“Di negeri ini, kematian bisa diperlakukan seperti gelar akademik. Ada yang dapat kehormatan S.H. (Selidiki Hebat), ada yang cuma cukup dengan RIP dan pengalihan isu. Bila hukum masih menilai nyawa dari status sosial dan lokasi jenazah, maka yang sebenarnya mati bukan cuma korban—tetapi nurani sistem itu sendiri”
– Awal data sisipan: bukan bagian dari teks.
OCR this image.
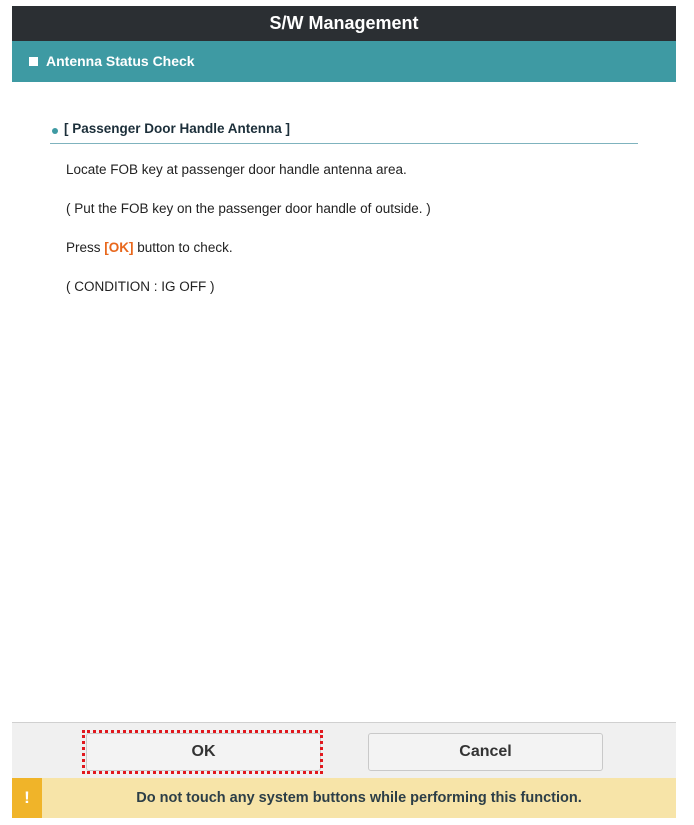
S/W Management
Antenna Status Check
[ Passenger Door Handle Antenna ]
Locate FOB key at passenger door handle antenna area.
( Put the FOB key on the passenger door handle of outside. )
Press [OK] button to check.
( CONDITION : IG OFF )
OK	Cancel
!	Do not touch any system buttons while performing this function.
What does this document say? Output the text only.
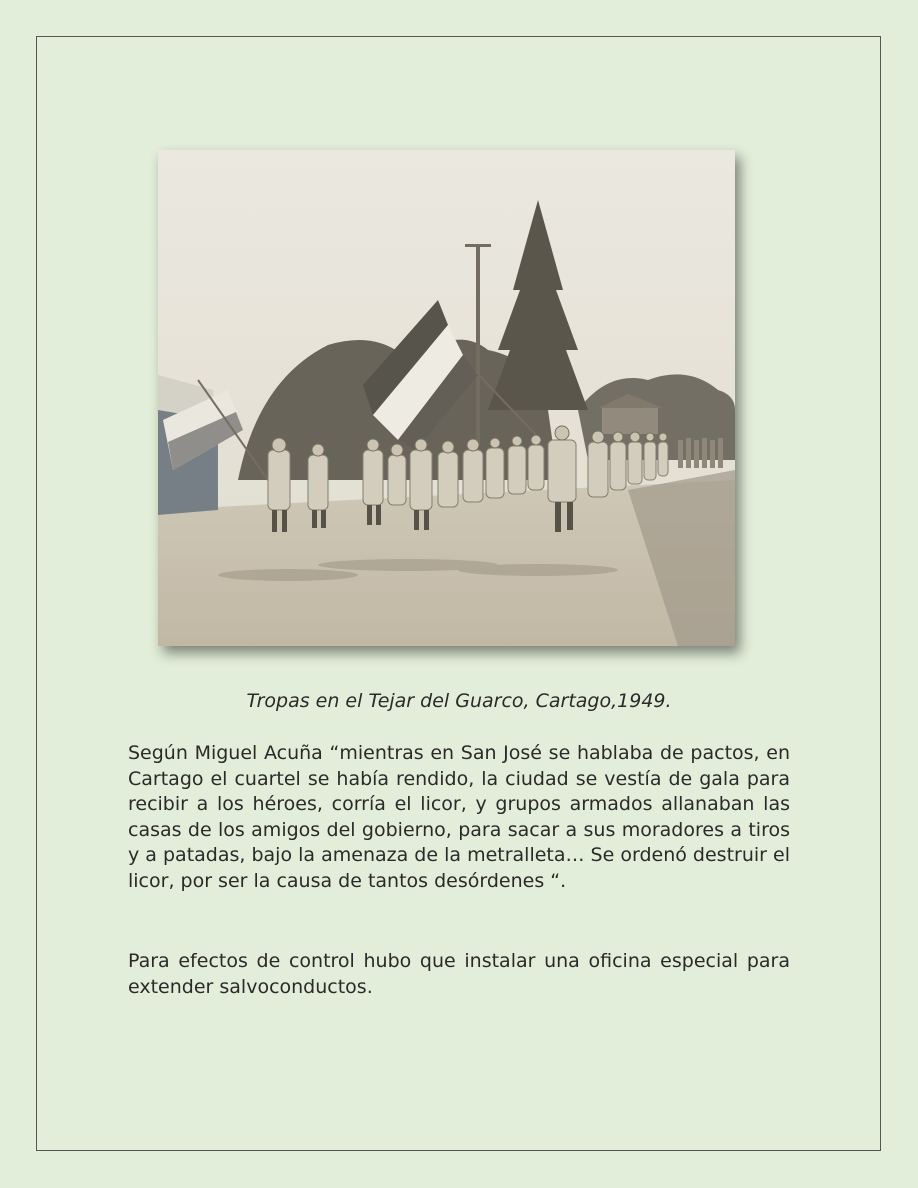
Tropas en el Tejar del Guarco, Cartago,1949.

Según Miguel Acuña “mientras en San José se hablaba de pactos, en Cartago el cuartel se había rendido, la ciudad se vestía de gala para recibir a los héroes, corría el licor, y grupos armados allanaban las casas de los amigos del gobierno, para sacar a sus moradores a tiros y a patadas, bajo la amenaza de la metralleta… Se ordenó destruir el licor, por ser la causa de tantos desórdenes “.

Para efectos de control hubo que instalar una oficina especial para extender salvoconductos.
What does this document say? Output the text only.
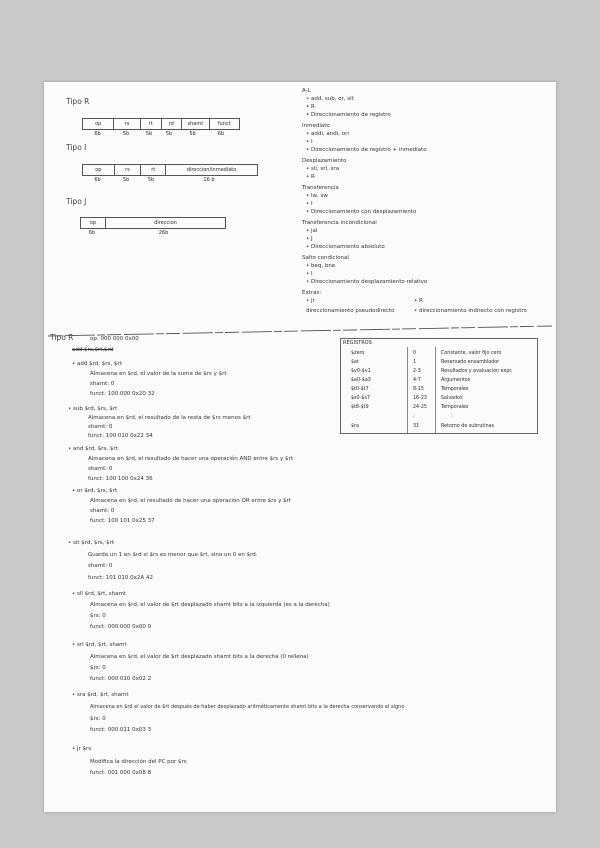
Tipo R
op	rs	rt	rd	shamt	funct
6b	5b	5b	5b	5b	6b
Tipo I
op	rs	rt	direccion/inmediato
6b	5b	5b	16 b
Tipo J
op	direccion
6b	26b
A-L
• add, sub, or, slt
• R
• Direccionamiento de registro
Inmediato
• addi, andi, ori
• I
• Direccionamiento de registro + inmediato
Desplazamiento
• sll, srl, sra
• R
Transferencia
• lw, sw
• I
• Direccionamiento con desplazamiento
Transferencia incondicional
• jal
• J
• Direccionamiento absoluto
Salto condicional
• beq, bne
• I
• Direccionamiento desplazamiento relativo
Extras:
• jr	• R
direccionamiento pseudodirecto	• direccionamiento indirecto con registro
Tipo R	op: 000 000 0x00
add $rs,$rt,$rd
REGISTROS
$zero	0	Constante, valor fijo cero
$at	1	Reservado ensamblador
$v0-$v1	2-3	Resultados y evaluación expr.
$a0-$a3	4-7	Argumentos
$t0-$t7	8-15	Temporales
$s0-$s7	16-23	Salvados
$t8-$t9	24-25	Temporales
:	:
$ra	31	Retorno de subrutinas
• add $rd, $rs, $rt
Almacena en $rd, el valor de la suma de $rs y $rt
shamt: 0
funct: 100 000 0x20 32
• sub $rd, $rs, $rt
Almacena en $rd, el resultado de la resta de $rs menos $rt
shamt: 0
funct: 100 010 0x22 34
• and $rd, $rs, $rt
Almacena en $rd, el resultado de hacer una operación AND entre $rs y $rt
shamt: 0
funct: 100 100 0x24 36
• or $rd, $rs, $rt
Almacena en $rd, el resultado de hacer una operación OR entre $rs y $rt
shamt: 0
funct: 100 101 0x25 37
• slt $rd, $rs, $rt
Guarda un 1 en $rd si $rs es menor que $rt, sino un 0 en $rd.
shamt: 0
funct: 101 010 0x2A 42
• sll $rd, $rt, shamt
Almacena en $rd, el valor de $rt desplazado shamt bits a la izquierda (es a la derecha)
$rs: 0
funct: 000 000 0x00 0
• srl $rd, $rt, shamt
Almacena en $rd, el valor de $rt desplazado shamt bits a la derecha (0 rellena)
$rs: 0
funct: 000 010 0x02 2
• sra $rd, $rt, shamt
Almacena en $rd el valor de $rt después de haber desplazado aritméticamente shamt bits a la derecha conservando el signo
$rs: 0
funct: 000 011 0x03 3
• jr $rs
Modifica la dirección del PC por $rs
funct: 001 000 0x08 8
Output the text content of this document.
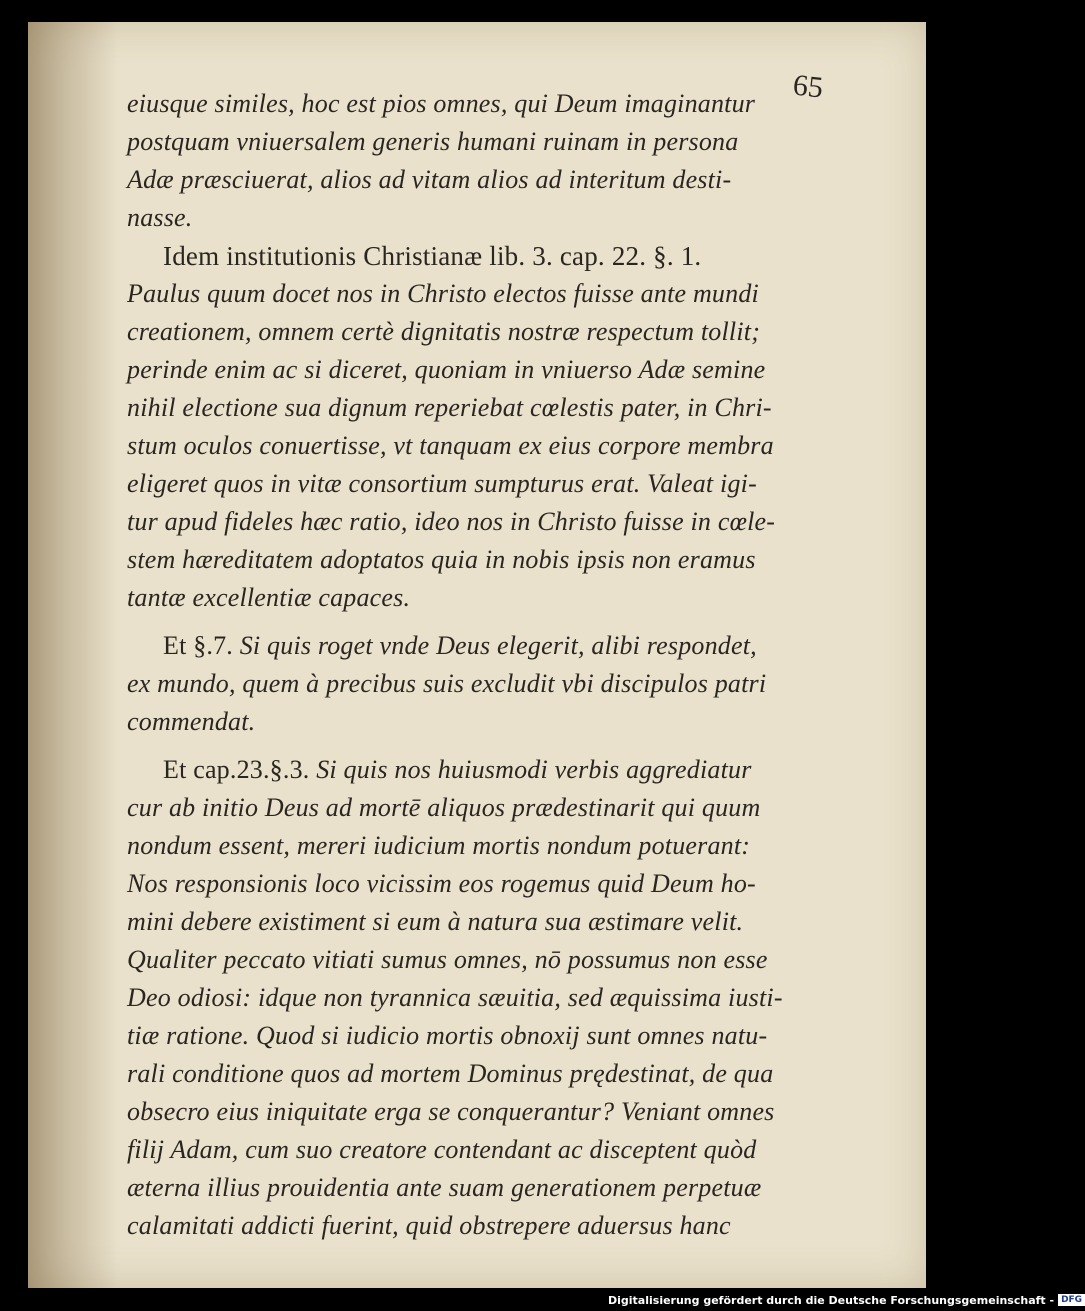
65
eiusque similes, hoc est pios omnes, qui Deum imaginantur
postquam vniuersalem generis humani ruinam in persona
Adæ præsciuerat, alios ad vitam alios ad interitum desti-
nasse.
Idem institutionis Christianæ lib. 3. cap. 22. §. 1.
Paulus quum docet nos in Christo electos fuisse ante mundi
creationem, omnem certè dignitatis nostræ respectum tollit;
perinde enim ac si diceret, quoniam in vniuerso Adæ semine
nihil electione sua dignum reperiebat cœlestis pater, in Chri-
stum oculos conuertisse, vt tanquam ex eius corpore membra
eligeret quos in vitæ consortium sumpturus erat. Valeat igi-
tur apud fideles hæc ratio, ideo nos in Christo fuisse in cœle-
stem hæreditatem adoptatos quia in nobis ipsis non eramus
tantæ excellentiæ capaces.
Et §.7. Si quis roget vnde Deus elegerit, alibi respondet,
ex mundo, quem à precibus suis excludit vbi discipulos patri
commendat.
Et cap.23.§.3. Si quis nos huiusmodi verbis aggrediatur
cur ab initio Deus ad mortē aliquos prædestinarit qui quum
nondum essent, mereri iudicium mortis nondum potuerant:
Nos responsionis loco vicissim eos rogemus quid Deum ho-
mini debere existiment si eum à natura sua æstimare velit.
Qualiter peccato vitiati sumus omnes, nō possumus non esse
Deo odiosi: idque non tyrannica sæuitia, sed æquissima iusti-
tiæ ratione. Quod si iudicio mortis obnoxij sunt omnes natu-
rali conditione quos ad mortem Dominus prędestinat, de qua
obsecro eius iniquitate erga se conquerantur? Veniant omnes
filij Adam, cum suo creatore contendant ac disceptent quòd
æterna illius prouidentia ante suam generationem perpetuæ
calamitati addicti fuerint, quid obstrepere aduersus hanc
Digitalisierung gefördert durch die Deutsche Forschungsgemeinschaft - DFG
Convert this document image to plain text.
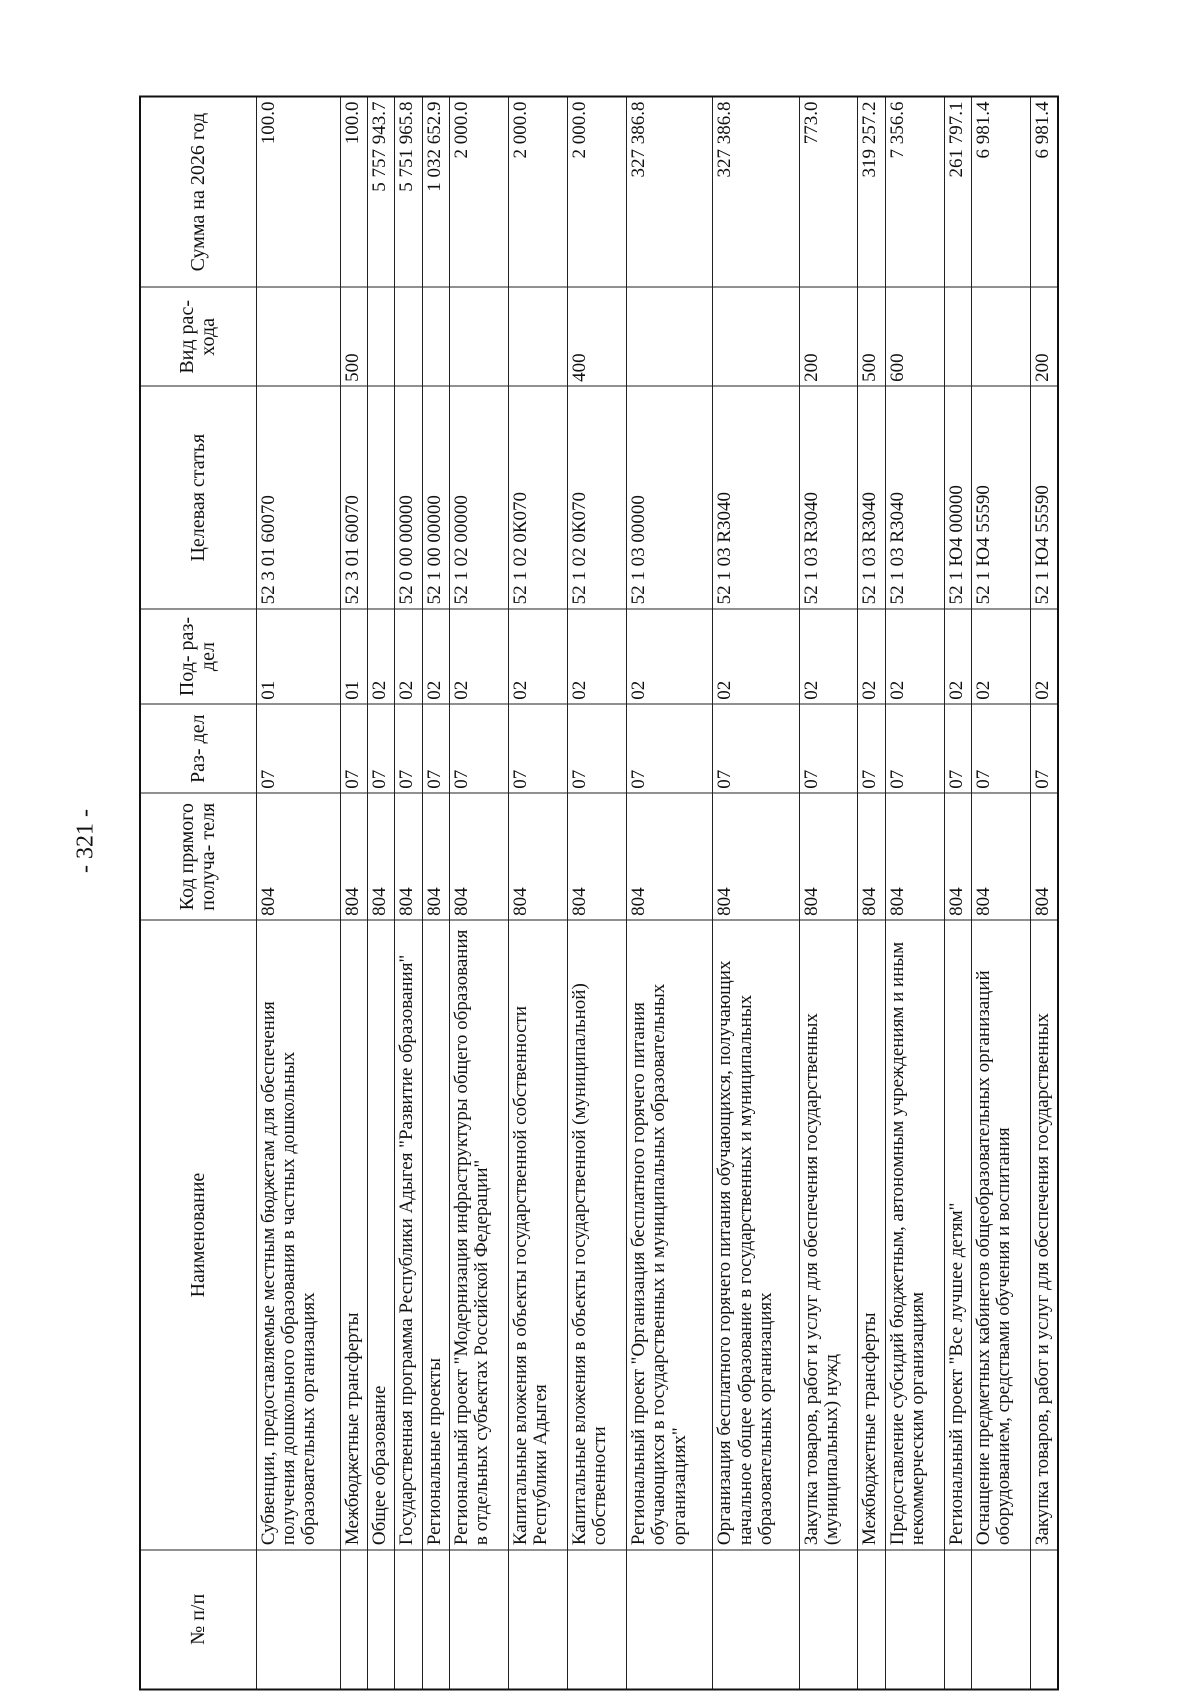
- 321 -
№ п/п	Наименование	Код прямого получа- теля	Раз- дел	Под- раз- дел	Целевая статья	Вид рас- хода	Сумма на 2026 год
	Субвенции, предоставляемые местным бюджетам для обеспечения получения дошкольного образования в частных дошкольных образовательных организациях	804	07	01	52 3 01 60070		100.0
	Межбюджетные трансферты	804	07	01	52 3 01 60070	500	100.0
	Общее образование	804	07	02			5 757 943.7
	Государственная программа Республики Адыгея "Развитие образования"	804	07	02	52 0 00 00000		5 751 965.8
	Региональные проекты	804	07	02	52 1 00 00000		1 032 652.9
	Региональный проект "Модернизация инфраструктуры общего образования в отдельных субъектах Российской Федерации"	804	07	02	52 1 02 00000		2 000.0
	Капитальные вложения в объекты государственной собственности Республики Адыгея	804	07	02	52 1 02 0К070		2 000.0
	Капитальные вложения в объекты государственной (муниципальной) собственности	804	07	02	52 1 02 0К070	400	2 000.0
	Региональный проект "Организация бесплатного горячего питания обучающихся в государственных и муниципальных образовательных организациях"	804	07	02	52 1 03 00000		327 386.8
	Организация бесплатного горячего питания обучающихся, получающих начальное общее образование в государственных и муниципальных образовательных организациях	804	07	02	52 1 03 R3040		327 386.8
	Закупка товаров, работ и услуг для обеспечения государственных (муниципальных) нужд	804	07	02	52 1 03 R3040	200	773.0
	Межбюджетные трансферты	804	07	02	52 1 03 R3040	500	319 257.2
	Предоставление субсидий бюджетным, автономным учреждениям и иным некоммерческим организациям	804	07	02	52 1 03 R3040	600	7 356.6
	Региональный проект "Все лучшее детям"	804	07	02	52 1 Ю4 00000		261 797.1
	Оснащение предметных кабинетов общеобразовательных организаций оборудованием, средствами обучения и воспитания	804	07	02	52 1 Ю4 55590		6 981.4
	Закупка товаров, работ и услуг для обеспечения государственных	804	07	02	52 1 Ю4 55590	200	6 981.4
LOCUSONLINE, GARUT – Dalam dunia kepolisian Indonesia, kematian bisa menjadi teka-teki panjang yang hanya Tuhan dan segelintir orang tahu jawabannya. Sisanya? Dihibur dengan istilah keren seperti scientific crime investigation mantra sakti yang seolah cukup untuk menenangkan publik, walau fakta di lapangan tetap kabur. Jumat, 25 Juli 2025
Kali ini, publik disuguhi kisah tragis seorang diplomat muda Kementerian Luar Negeri yang ditemukan tak bernyawa di kamar kos mewah kawasan Menteng. Wajahnya dibungkus plastik, lehernya dijerat lakban, dan CCTV merekamnya menyendiri di rooftop gedung kementerian. Sebuah adegan misteri yang layak masuk nominasi Festival Film Detektif Fiktif.
Namun tunggu dulu, jangan alihkan perhatian dari satu kematian misterius lain yang lebih sunyi, lebih senyap, dan lebih terabaikan: Dindin, guru asal Garut, yang ditemukan tewas mengenaskan di Cilacap. Tidak ada lakban. Tidak ada sorotan nasional. Tidak ada konferensi pers berselimut janji transparansi. Hanya tangis keluarga dan tanya yang dijawab dengan diam.
“Proses penyelidikan berjalan normal, tidak ada hambatan,” ujar Kombes Ade Ary, juru bicara Polda Metro Jaya, dengan ketenangan seorang motivator. Ia menekankan bahwa penyidikan sang diplomat dilakukan dengan pendekatan ilmiah, lengkap dengan 15 saksi, puluhan rekaman CCTV, dan para ahli forensik yang katanya “berkompeten”.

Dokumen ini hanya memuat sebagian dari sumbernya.